The surveys determining patient satisfaction with LASIK, have found most patients satisfied, with satisfaction range being 92–98 percent.
Some patients with poor outcomes from LASIK surgical procedures report a significantly reduced quality of life because of vision problems. Patients who have suffered LASIK complications have published websites to educate the public about the risks, and discussion forums, where prospective and past patients can discuss the surgery. Frequently, negative outcomes are a result of the patient being a poor LASIK candidate, either from an underlying medical condition or from non-compliancy of care following the procedure. An experienced and reputable clinic will do a full dilated medical eye exam prior to surgery and give adequate patient education about post-operative care to minimize the risk of a negative outcome.
Safety and efficacy
The reported figures for safety and efficacy are open to interpretation. In 2003, the Medical Defence Union (MDU), the largest insurer for doctors in the United Kingdom, reported a 166 percent increase in claims involving laser eye surgery; however, the MDU averred that these claims resulted primarily from patients' unrealistic expectations of LASIK rather than faulty surgery. A 2003 study, reported in the medical journal Ophthalmology, found that nearly 18 percent of treated patients and 12 percent of treated eyes needed retreatment. The authors concluded that higher initial corrections, astigmatism, and older age are risk factors for LASIK retreatment.

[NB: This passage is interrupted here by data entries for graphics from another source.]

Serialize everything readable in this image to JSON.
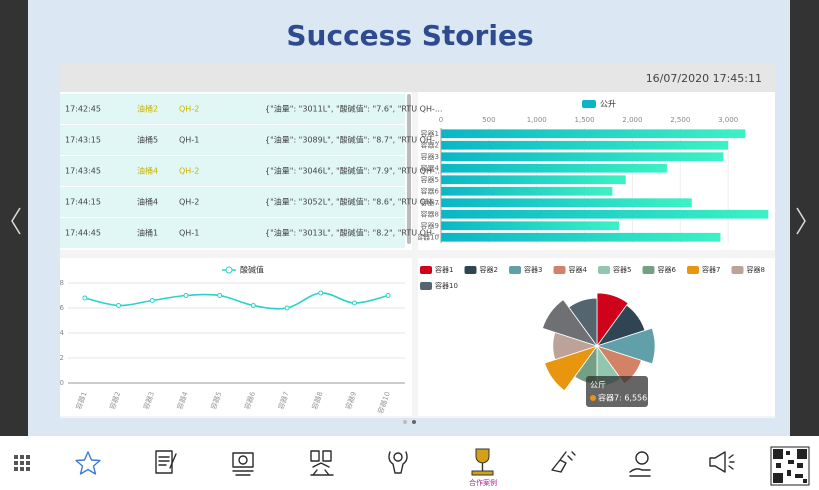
{
  "header": {
    "title": "Success Stories"
  },
  "dashboard": {
    "timestamp": "16/07/2020 17:45:11",
    "log_table": {
      "rows": [
        [
          "17:42:45",
          "油桶2",
          "QH-2",
          "{\"油量\": \"3011L\", \"酸碱值\": \"7.6\", \"RTU QH-..."
        ],
        [
          "17:43:15",
          "油桶5",
          "QH-1",
          "{\"油量\": \"3089L\", \"酸碱值\": \"8.7\", \"RTU QH-..."
        ],
        [
          "17:43:45",
          "油桶4",
          "QH-2",
          "{\"油量\": \"3046L\", \"酸碱值\": \"7.9\", \"RTU QH-..."
        ],
        [
          "17:44:15",
          "油桶4",
          "QH-2",
          "{\"油量\": \"3052L\", \"酸碱值\": \"8.6\", \"RTU QH-..."
        ],
        [
          "17:44:45",
          "油桶1",
          "QH-1",
          "{\"油量\": \"3013L\", \"酸碱值\": \"8.2\", \"RTU QH-..."
        ]
      ],
      "highlighted": [
        true,
        false,
        true,
        false,
        false
      ]
    }
  },
  "chart_data": [
    {
      "type": "hbar",
      "categories": [
        "容器1",
        "容器2",
        "容器3",
        "容器4",
        "容器5",
        "容器6",
        "容器7",
        "容器8",
        "容器9",
        "容器10"
      ],
      "series": [
        {
          "name": "公升",
          "color": "#0ab6c6",
          "values": [
            3180,
            3000,
            2950,
            2360,
            1930,
            1790,
            2620,
            3420,
            1860,
            2920
          ]
        }
      ],
      "xlim": [
        0,
        3500
      ],
      "xticks": [
        0,
        500,
        {
          "value": 1000,
          "label": "1,000"
        },
        {
          "value": 1500,
          "label": "1,500"
        },
        {
          "value": 2000,
          "label": "2,000"
        },
        {
          "value": 2500,
          "label": "2,500"
        },
        {
          "value": 3000,
          "label": "3,000"
        }
      ],
      "grid": true
    },
    {
      "type": "line",
      "categories": [
        "容器1",
        "容器2",
        "容器3",
        "容器4",
        "容器5",
        "容器6",
        "容器7",
        "容器8",
        "容器9",
        "容器10"
      ],
      "series": [
        {
          "name": "酸碱值",
          "color": "#2ad2c9",
          "values": [
            6.8,
            6.2,
            6.6,
            7.0,
            7.0,
            6.2,
            6.0,
            7.2,
            6.4,
            7.0
          ]
        }
      ],
      "ylim": [
        0,
        8
      ],
      "yticks": [
        0,
        2,
        4,
        6,
        8
      ],
      "grid": true,
      "smooth": true
    },
    {
      "type": "pie",
      "rose": true,
      "categories": [
        "容器1",
        "容器2",
        "容器3",
        "容器4",
        "容器5",
        "容器6",
        "容器7",
        "容器8",
        "容器9",
        "容器10"
      ],
      "values": [
        6200,
        5800,
        7000,
        5200,
        4200,
        3800,
        6556,
        4800,
        6900,
        5400
      ],
      "colors": [
        "#d0021b",
        "#2f4554",
        "#61a0a8",
        "#d48265",
        "#91c7ae",
        "#749f83",
        "#e8950f",
        "#bda29a",
        "#6e7074",
        "#546570"
      ],
      "tooltip": {
        "title": "公斤",
        "label": "容器7: 6,556"
      }
    }
  ],
  "nav": {
    "active_label": "合作案例"
  }
}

In 2004, the British National Health Service's National Institute for Health and Clinical Excellence (NICE) considered a systematic review of four randomized controlled trials before issuing guidance for the use of LASIK within the NHS. Regarding the procedure's efficacy, NICE reported, "Current evidence on LASIK for the treatment of refractive errors suggests that it is effective in selected patients with mild or moderate short-sightedness," but that "evidence is weaker for its effectiveness in severe short-sightedness and long-sightedness." Regarding the procedure's safety, NICE reported that "there are concerns about the procedure's safety in the long term and current evidence does not appear adequate to support its use within the NHS without special arrangements for consent and for audit or research."

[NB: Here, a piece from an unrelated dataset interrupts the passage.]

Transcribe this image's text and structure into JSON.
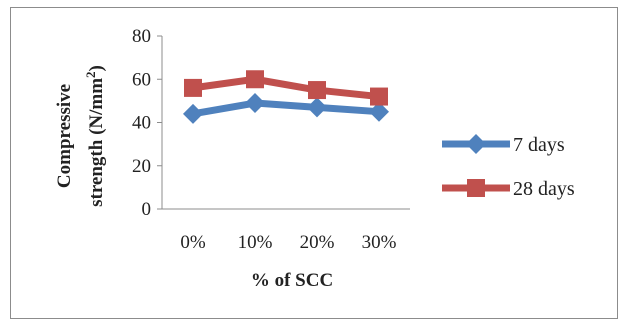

Leading refractive surgeons in the United Kingdom and United States, including at least one author of a study cited in the report, believe NICE relied on information that is severely dated and weakly researched.

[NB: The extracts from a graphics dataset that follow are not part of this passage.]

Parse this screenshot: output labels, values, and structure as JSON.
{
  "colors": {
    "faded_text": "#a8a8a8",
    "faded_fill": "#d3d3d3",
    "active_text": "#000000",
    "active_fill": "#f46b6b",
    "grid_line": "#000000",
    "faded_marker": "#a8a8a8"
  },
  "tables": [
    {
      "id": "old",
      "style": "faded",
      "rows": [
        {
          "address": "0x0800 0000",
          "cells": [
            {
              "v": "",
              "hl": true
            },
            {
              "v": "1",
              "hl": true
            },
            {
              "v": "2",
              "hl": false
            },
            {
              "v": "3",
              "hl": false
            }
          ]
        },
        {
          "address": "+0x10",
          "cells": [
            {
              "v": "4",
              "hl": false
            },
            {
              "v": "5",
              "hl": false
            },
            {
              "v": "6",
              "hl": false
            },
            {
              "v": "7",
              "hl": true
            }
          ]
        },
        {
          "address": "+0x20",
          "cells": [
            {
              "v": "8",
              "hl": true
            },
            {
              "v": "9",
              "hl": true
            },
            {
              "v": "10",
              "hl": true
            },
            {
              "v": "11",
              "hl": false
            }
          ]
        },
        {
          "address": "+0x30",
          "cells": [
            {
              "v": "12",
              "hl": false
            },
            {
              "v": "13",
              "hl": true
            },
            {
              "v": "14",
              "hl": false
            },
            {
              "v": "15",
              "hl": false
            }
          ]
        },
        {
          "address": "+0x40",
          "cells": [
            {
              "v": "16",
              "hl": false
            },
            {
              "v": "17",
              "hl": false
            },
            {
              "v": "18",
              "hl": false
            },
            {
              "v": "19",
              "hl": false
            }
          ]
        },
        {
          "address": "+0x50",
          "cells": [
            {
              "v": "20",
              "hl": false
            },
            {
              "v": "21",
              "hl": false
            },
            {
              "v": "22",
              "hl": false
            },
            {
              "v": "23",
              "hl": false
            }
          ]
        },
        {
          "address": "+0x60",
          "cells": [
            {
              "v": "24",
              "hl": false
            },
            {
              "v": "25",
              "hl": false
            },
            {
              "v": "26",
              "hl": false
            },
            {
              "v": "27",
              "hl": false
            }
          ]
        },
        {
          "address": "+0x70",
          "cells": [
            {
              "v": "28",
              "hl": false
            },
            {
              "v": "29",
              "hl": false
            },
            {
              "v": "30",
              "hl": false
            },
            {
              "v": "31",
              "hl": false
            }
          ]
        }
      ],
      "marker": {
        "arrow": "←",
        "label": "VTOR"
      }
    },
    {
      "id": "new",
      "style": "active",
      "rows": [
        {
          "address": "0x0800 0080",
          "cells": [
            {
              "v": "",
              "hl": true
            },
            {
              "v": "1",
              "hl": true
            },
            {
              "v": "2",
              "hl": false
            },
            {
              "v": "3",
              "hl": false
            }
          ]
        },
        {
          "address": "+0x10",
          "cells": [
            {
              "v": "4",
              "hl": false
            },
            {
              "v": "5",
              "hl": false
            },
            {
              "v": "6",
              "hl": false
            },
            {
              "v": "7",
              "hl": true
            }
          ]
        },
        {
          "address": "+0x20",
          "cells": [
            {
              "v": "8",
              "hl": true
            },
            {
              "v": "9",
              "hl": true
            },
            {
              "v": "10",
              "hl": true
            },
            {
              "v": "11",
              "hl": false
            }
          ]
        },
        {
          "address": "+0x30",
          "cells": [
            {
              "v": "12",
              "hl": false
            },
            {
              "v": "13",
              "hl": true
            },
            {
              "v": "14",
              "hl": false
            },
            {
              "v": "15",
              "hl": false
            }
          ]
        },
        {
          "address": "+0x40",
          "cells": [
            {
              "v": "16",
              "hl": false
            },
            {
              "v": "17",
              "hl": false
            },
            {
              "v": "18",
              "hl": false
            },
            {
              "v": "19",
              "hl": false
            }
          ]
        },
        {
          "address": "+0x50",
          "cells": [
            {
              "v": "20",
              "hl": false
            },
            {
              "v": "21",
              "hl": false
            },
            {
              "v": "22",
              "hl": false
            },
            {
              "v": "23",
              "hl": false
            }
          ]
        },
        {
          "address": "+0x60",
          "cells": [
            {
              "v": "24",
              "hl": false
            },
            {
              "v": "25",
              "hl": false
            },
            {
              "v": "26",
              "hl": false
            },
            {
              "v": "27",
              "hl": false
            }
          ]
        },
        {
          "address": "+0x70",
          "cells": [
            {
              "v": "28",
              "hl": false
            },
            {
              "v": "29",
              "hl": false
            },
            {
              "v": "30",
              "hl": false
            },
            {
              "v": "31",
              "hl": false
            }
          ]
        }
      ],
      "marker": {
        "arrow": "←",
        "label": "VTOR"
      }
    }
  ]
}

On October 10, 2006, WebMD reported that statistical analysis revealed that contact lens wear infection risk is greater than the infection risk from LASIK. Daily contact lens wearers have a 1-in-100 chance of developing a serious, contact lens-related eye infection in 30 years of use, and a 1-in-2,000 chance of suffering significant vision loss as a result of infection. The researchers calculated the risk of significant vision loss consequence of LASIK surgery to be closer to 1-in-10,000 cases.
On February 21, 2007, the Food and Drug Administration (FDA) issued a Class I recall of the LADAR-6000 surgical laser, manufactured by Alcon.  The recall was because the algorithm used to calculate the laser treatment left some patients with inaccurate surgical outcomes that could not be re-treated with additional surgery.